The WaPo’s David Broder has been having a really tough year, but today’s column was a real doozy. He’s apparently trying to warn Dems about two disparate threats: immigration and Hillary Clinton.
That is the issue of. A very smart Democrat, a veteran of the Clinton administration, told me that he expects [illegal immigration] to be a key part of any Republican campaign and that he is worried about his party’s ability to respond.
I think he has good reason to worry. The failure of the Democratic Congress, like its Republican predecessor, to enact comprehensive immigration reform, including improved border security, has left individual states and local communities to struggle with the problem.
Actually, Republican lawmakers were responsible for the collapse of immigration reform; Dems were on the same page as the Bush White House. For that matter, Republicans thought they could use immigration against Dems in Virginia and Kentucky a couple of weeks ago, and that didn’t work out too well.
But the bulk of Broder’s column dealt with his contempt for Hillary Clinton and her husband. He quoted a friend concerned about “a two-headed campaign and the prospect of a dual presidency.”
[T]his is a prospect that will test the tolerance of the American people far more severely than the possibility of the first female president — or, for that matter, the first black president.
This seems misguided for a variety of reasons.
Most notably, Broder, who has made secret of his distaste for Bill Clinton, doesn’t seem to realize that most Americans have consider this prospect, and seem completely unfazed by it.
Indeed, Broder asserts that the “American people’s tolerance” will be tested, but he doesn’t back it up. He can’t — the evidence to the contrary is overwhelming. I know this because I learned it from Broder’s newspaper just a few weeks ago.
Former president Bill Clinton has emerged as a clear asset in his wife’s campaign for the White House, with Americans offering high ratings to his eight years in office and a solid majority saying they would be comfortable with him as first spouse, according to a new Washington Post-ABC News poll.
But Americans said they would not regard the election of Sen. Hillary Rodham Clinton (D-N.Y.) as simply the resumption of her husband’s presidency. Instead, two-thirds said she would take her presidency in a different direction, and half of all Americans said they believed that would be a good development.

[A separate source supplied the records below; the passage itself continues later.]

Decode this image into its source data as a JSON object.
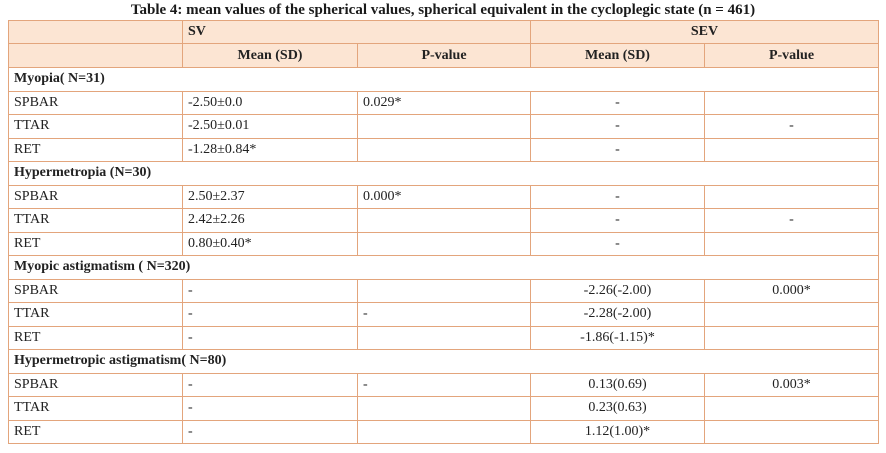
{
  "caption": "Table 4: mean values of the spherical values, spherical equivalent in the cycloplegic state (n = 461)",
  "header": {
    "sv": "SV",
    "sev": "SEV",
    "mean_sd": "Mean (SD)",
    "p_value": "P-value"
  },
  "groups": [
    {
      "title": "Myopia( N=31)",
      "rows": [
        {
          "label": "SPBAR",
          "sv_mean": "-2.50±0.0",
          "sv_p": "0.029*",
          "sev_mean": "-",
          "sev_p": ""
        },
        {
          "label": "TTAR",
          "sv_mean": "-2.50±0.01",
          "sv_p": "",
          "sev_mean": "-",
          "sev_p": "-"
        },
        {
          "label": "RET",
          "sv_mean": "-1.28±0.84*",
          "sv_p": "",
          "sev_mean": "-",
          "sev_p": ""
        }
      ]
    },
    {
      "title": "Hypermetropia (N=30)",
      "rows": [
        {
          "label": "SPBAR",
          "sv_mean": "2.50±2.37",
          "sv_p": "0.000*",
          "sev_mean": "-",
          "sev_p": ""
        },
        {
          "label": "TTAR",
          "sv_mean": "2.42±2.26",
          "sv_p": "",
          "sev_mean": "-",
          "sev_p": "-"
        },
        {
          "label": "RET",
          "sv_mean": "0.80±0.40*",
          "sv_p": "",
          "sev_mean": "-",
          "sev_p": ""
        }
      ]
    },
    {
      "title": "Myopic astigmatism ( N=320)",
      "rows": [
        {
          "label": "SPBAR",
          "sv_mean": "-",
          "sv_p": "",
          "sev_mean": "-2.26(-2.00)",
          "sev_p": "0.000*"
        },
        {
          "label": "TTAR",
          "sv_mean": "-",
          "sv_p": "-",
          "sev_mean": "-2.28(-2.00)",
          "sev_p": ""
        },
        {
          "label": "RET",
          "sv_mean": "-",
          "sv_p": "",
          "sev_mean": "-1.86(-1.15)*",
          "sev_p": ""
        }
      ]
    },
    {
      "title": "Hypermetropic astigmatism( N=80)",
      "rows": [
        {
          "label": "SPBAR",
          "sv_mean": "-",
          "sv_p": "-",
          "sev_mean": "0.13(0.69)",
          "sev_p": "0.003*"
        },
        {
          "label": "TTAR",
          "sv_mean": "-",
          "sv_p": "",
          "sev_mean": "0.23(0.63)",
          "sev_p": ""
        },
        {
          "label": "RET",
          "sv_mean": "-",
          "sv_p": "",
          "sev_mean": "1.12(1.00)*",
          "sev_p": ""
        }
      ]
    }
  ],
  "colors": {
    "header_bg": "#fce5d3",
    "border": "#e3a57c"
  }
}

About half of those who said it would be a resumption described that as positive. […]
At this point, however, the former president is seen in favorable terms. Two-thirds of Americans said they approve of the job he did while he was in office — virtually the reverse of President Bush’s current approval rating, which stands at 33 percent. Clinton remains overwhelmingly popular among Democrats, and 63 percent of independents and even a third of Republicans also gave him positive marks.
Somehow, I don’t see a “severe” test of anyone’s patience, except maybe David Broder’s.
His column concluded with some analysis of the Clintons’ marriage.
No one who has read or studied the large literature of memoirs and biographies of the Clintons and their circle can doubt the intimacy and the mutual dependence of their political and personal partnership.
No one can reasonably expect that partnership to end should Hillary Clinton be elected president. But the country must decide whether it is comfortable with such a sharing of the power and authority of the highest office in the land.
It is a difficult question for any of the Democratic rivals to raise. But it lingers, even if unasked.
Hmm. Didn’t Broder vow, less than a week ago, not to analyze the Clintons’ marriage?